'Entering a living world'
(work in progress)
[Notes for a colloquium]
This text copyright 1994 by James Pritchett. All rights reserved. Not to be copied or redistributed without permission.
. . . New ideas suggest themselves, need defining, exploring, need a mind that knows it is entering a living world, not a dead one. When you set out for a living world you don't know what to take with you because you don't know where you're going. You don't know if the temperature will be warm or cold; you have to buy your clothes when you get there.
-- Morton Feldman, 'Conversations without Stravinsky' (1967)
I
1
I never know what I'm doing now. When I mention a project, I always say 'I don't have any idea what I'll say, but I'll think of something.'
2
In my work, all my energies are directed towards keeping the experience of the music alive and somehow mysterious. How do I do it? I don't know; I don't think about where I'm going, I just go (Feldman again).
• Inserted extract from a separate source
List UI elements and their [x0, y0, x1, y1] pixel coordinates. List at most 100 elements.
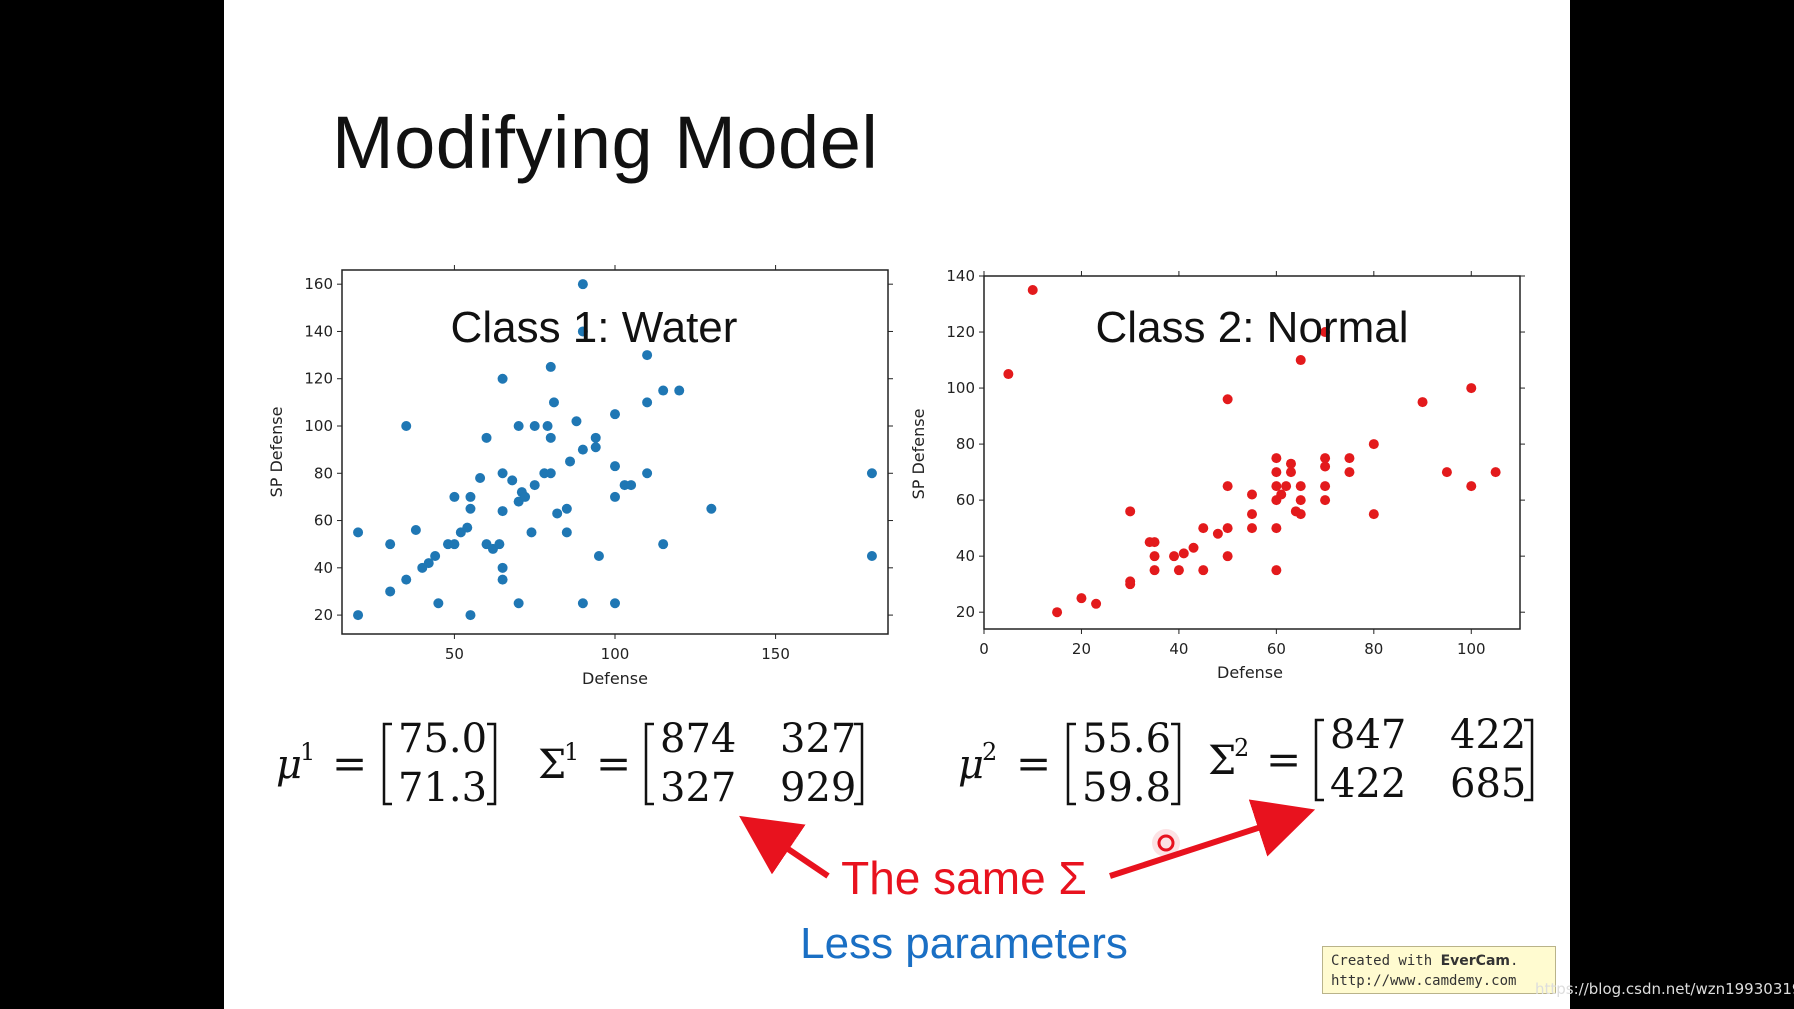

Huang Po's advice: From morning till night, do not rely on any single thing.
3
I was asked what books had influenced me; like most questions from musicologists, it zoomed right past me. Cage first (a conversation); then nature writing--sitting and waiting, going to the same place every day. My method (if any): just go out there and hang out. Like reading the books John did. Live.
4
Poetry.
Read Frank O'Hara, Standing still and walking in New York, p. 112.
This goes very well with my line of thinking these days.
II-a
1
Wanting to write about Feldman, but baffled. Left with a peculiar look on my face, hands empty, the music long gone. Grasping at straws, I settled on a piano piece.
Play Piano piece (1964).
2
The feel of the piece under my fingers. The sounds just brush the silence, barely touching. This suggests an analogy with drawing, brush-and-ink, brushstrokes. I became fascinated with the different types of stroke he uses. Responding to the different kinds of line.
3
Look at the opening lines:
- Grace note going to a measured silence. Most of the piece is grace notes: lift, all up and no down.
- Open head versus closed head -- touch versus a dab? Difference between grace note before bar line and after (slight weight).
- Fermata? Breath.
- Metered bar: Not trailing, glancing, brushing, but put down and then lifted up, deliberately.
- Decays, trailing off, running out of ink.
- The 'thickened attack'.
4
Where is the tactile dimension? You can't point to it -- it's not a parameter (as it is in, say, Boulez). Holistic: can't just apply touch to the finished product. Unlike Boulez, Feldman's in there, doing it.
5
Touch: Mondrian story (spray-painted picture didn't even look like a Mondrian). 'For me, at least, this seems to be the answer, even if it is nothing more than the ephemeral feel of the pencil in my hand when I work. I'm sure if I dictated my music, even if I dictated it exactly, it would never be the same.' ('Anxiety of art', 1969)
II-b
1
Trying to get a handle on the pitch/harmonic element. Grays, non-pitched clusters. Began thinking in terms of graph piece notations.
2
History lesson: graph pieces. Feldman didn't turn back on them, but continued to write them until 1969.
3
Found the graph transcription wanting: had to make exceptions, alterations; couldn't get the rhythm notated; lost the touch. Lost shades of gray, places where pitchiness should intrude. Feldman's on-again, off-again use of graph notation for same reasons? Precise non-pitchiness: 'play three notes that I like.'
4
Play Piano piece (1964) again.
II-c
1
Once, after playing the piece, it made me think of For Frank O'Hara (1973).
Play For Frank O'Hara.
2
Nothing to add, really; it speaks for itself. A path I'll follow next.